The means by which we detect binary systems is often used to classify them::
Visual binaries are those binaries that are detected optically, that is, by literally, physically tracing their orbits in the sky. Those stars that are visual binaries tend to be those that are either closer to us, or have very long orbital period and are those far away from each other. As telescopes become more and more powerful, chances are, we'll be detecting many more binary systems in this manner.
Of course, there are those stars that appear to be binary stars from here on Earth due to their seeming close proximity, but in fact are quite far away from each other and have no physical relation. These are known as double stars or optical double stars. Careful observation allows astronomers to distinguish these from true binaries, either by using parallax to see whether these stars are at a comparable distance away from Earth, or by watching for other telltale signs of binary systems.

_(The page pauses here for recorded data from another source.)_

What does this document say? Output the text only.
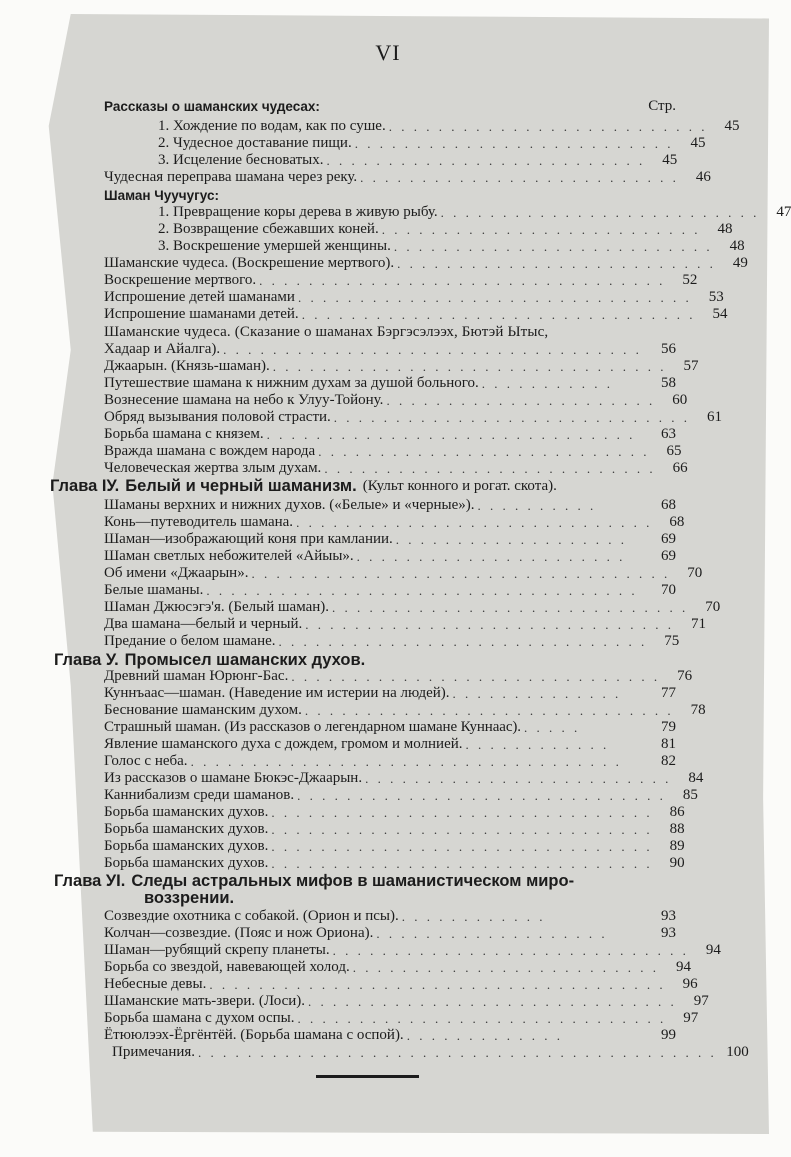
VI
Рассказы о шаманских чудесах:	Стр.
1. Хождение по водам, как по суше. . . . . . . . . . . . . . . . . . . . . . . . . . .	45
2. Чудесное доставание пищи. . . . . . . . . . . . . . . . . . . . . . . . . . .	45
3. Исцеление бесноватых. . . . . . . . . . . . . . . . . . . . . . . . . . .	45
Чудесная переправа шамана через реку. . . . . . . . . . . . . . . . . . . . . . . . . . .	46
Шаман Чуучугус:
1. Превращение коры дерева в живую рыбу. . . . . . . . . . . . . . . . . . . . . . . . . . .	47
2. Возвращение сбежавших коней. . . . . . . . . . . . . . . . . . . . . . . . . . .	48
3. Воскрешение умершей женщины. . . . . . . . . . . . . . . . . . . . . . . . . . .	48
Шаманские чудеса. (Воскрешение мертвого). . . . . . . . . . . . . . . . . . . . . . . . . . .	49
Воскрешение мертвого. . . . . . . . . . . . . . . . . . . . . . . . . . . . . . . . . .	52
Испрошение детей шаманами . . . . . . . . . . . . . . . . . . . . . . . . . . . . . . . .	53
Испрошение шаманами детей. . . . . . . . . . . . . . . . . . . . . . . . . . . . . . . . .	54
Шаманские чудеса. (Сказание о шаманах Бэргэсэлээх, Бютэй Ытыс,
Хадаар и Айалга). . . . . . . . . . . . . . . . . . . . . . . . . . . . . . . . . . .	56
Джаарын. (Князь-шаман). . . . . . . . . . . . . . . . . . . . . . . . . . . . . . . . .	57
Путешествие шамана к нижним духам за душой больного. . . . . . . . . . . .	58
Вознесение шамана на небо к Улуу-Тойону. . . . . . . . . . . . . . . . . . . . . . .	60
Обряд вызывания половой страсти. . . . . . . . . . . . . . . . . . . . . . . . . . . . . .	61
Борьба шамана с князем. . . . . . . . . . . . . . . . . . . . . . . . . . . . . . .	63
Вражда шамана с вождем народа . . . . . . . . . . . . . . . . . . . . . . . . . . .	65
Человеческая жертва злым духам. . . . . . . . . . . . . . . . . . . . . . . . . . . .	66
Глава IУ. Белый и черный шаманизм. (Культ конного и рогат. скота).
Шаманы верхних и нижних духов. («Белые» и «черные»). . . . . . . . . . .	68
Конь—путеводитель шамана. . . . . . . . . . . . . . . . . . . . . . . . . . . . . .	68
Шаман—изображающий коня при камлании. . . . . . . . . . . . . . . . . . . .	69
Шаман светлых небожителей «Айыы». . . . . . . . . . . . . . . . . . . . . . .	69
Об имени «Джаарын». . . . . . . . . . . . . . . . . . . . . . . . . . . . . . . . . . .	70
Белые шаманы. . . . . . . . . . . . . . . . . . . . . . . . . . . . . . . . . . . .	70
Шаман Джюсэгэ'я. (Белый шаман). . . . . . . . . . . . . . . . . . . . . . . . . . . . . .	70
Два шамана—белый и черный. . . . . . . . . . . . . . . . . . . . . . . . . . . . . . .	71
Предание о белом шамане. . . . . . . . . . . . . . . . . . . . . . . . . . . . . . .	75
Глава У. Промысел шаманских духов.
Древний шаман Юрюнг-Бас. . . . . . . . . . . . . . . . . . . . . . . . . . . . . . .	76
Куннъаас—шаман. (Наведение им истерии на людей). . . . . . . . . . . . . . .	77
Беснование шаманским духом. . . . . . . . . . . . . . . . . . . . . . . . . . . . . . .	78
Страшный шаман. (Из рассказов о легендарном шамане Куннаас). . . . . .	79
Явление шаманского духа с дождем, громом и молнией. . . . . . . . . . . . .	81
Голос с неба. . . . . . . . . . . . . . . . . . . . . . . . . . . . . . . . . . . .	82
Из рассказов о шамане Бюкэс-Джаарын. . . . . . . . . . . . . . . . . . . . . . . . . .	84
Каннибализм среди шаманов. . . . . . . . . . . . . . . . . . . . . . . . . . . . . . .	85
Борьба шаманских духов. . . . . . . . . . . . . . . . . . . . . . . . . . . . . . . .	86
Борьба шаманских духов. . . . . . . . . . . . . . . . . . . . . . . . . . . . . . . .	88
Борьба шаманских духов. . . . . . . . . . . . . . . . . . . . . . . . . . . . . . . .	89
Борьба шаманских духов. . . . . . . . . . . . . . . . . . . . . . . . . . . . . . . .	90
Глава УІ. Следы астральных мифов в шаманистическом миро-
воззрении.
Созвездие охотника с собакой. (Орион и псы). . . . . . . . . . . . .	93
Колчан—созвездие. (Пояс и нож Ориона). . . . . . . . . . . . . . . . . . . .	93
Шаман—рубящий скрепу планеты. . . . . . . . . . . . . . . . . . . . . . . . . . . . . .	94
Борьба со звездой, навевающей холод. . . . . . . . . . . . . . . . . . . . . . . . . .	94
Небесные девы. . . . . . . . . . . . . . . . . . . . . . . . . . . . . . . . . . . . . .	96
Шаманские мать-звери. (Лоси). . . . . . . . . . . . . . . . . . . . . . . . . . . . . . .	97
Борьба шамана с духом оспы. . . . . . . . . . . . . . . . . . . . . . . . . . . . . . .	97
Ётююлээх-Ёргёнтёй. (Борьба шамана с оспой). . . . . . . . . . . . . .	99
Примечания. . . . . . . . . . . . . . . . . . . . . . . . . . . . . . . . . . . . . . . . . . . 100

Eclipsing binaries are those that appear to eclipse each other over the course of their orbit. These stars may be photometric binaries, which we detect from changes in brightness, for instance, as the dimmer star eclipses the bright star and lowers the apparent magnitude of the system, or as the brighter star is alongside the dimmer star and increases the apparent magnitude of the system. They may also be spectroscopic binaries, which are detected in a similar method except with changes to the spectroscopic signature of the system. Such changes are often due to a cyclic Doppler Effect, each star redshifting and blueshifting relative to each other over the course of their orbit.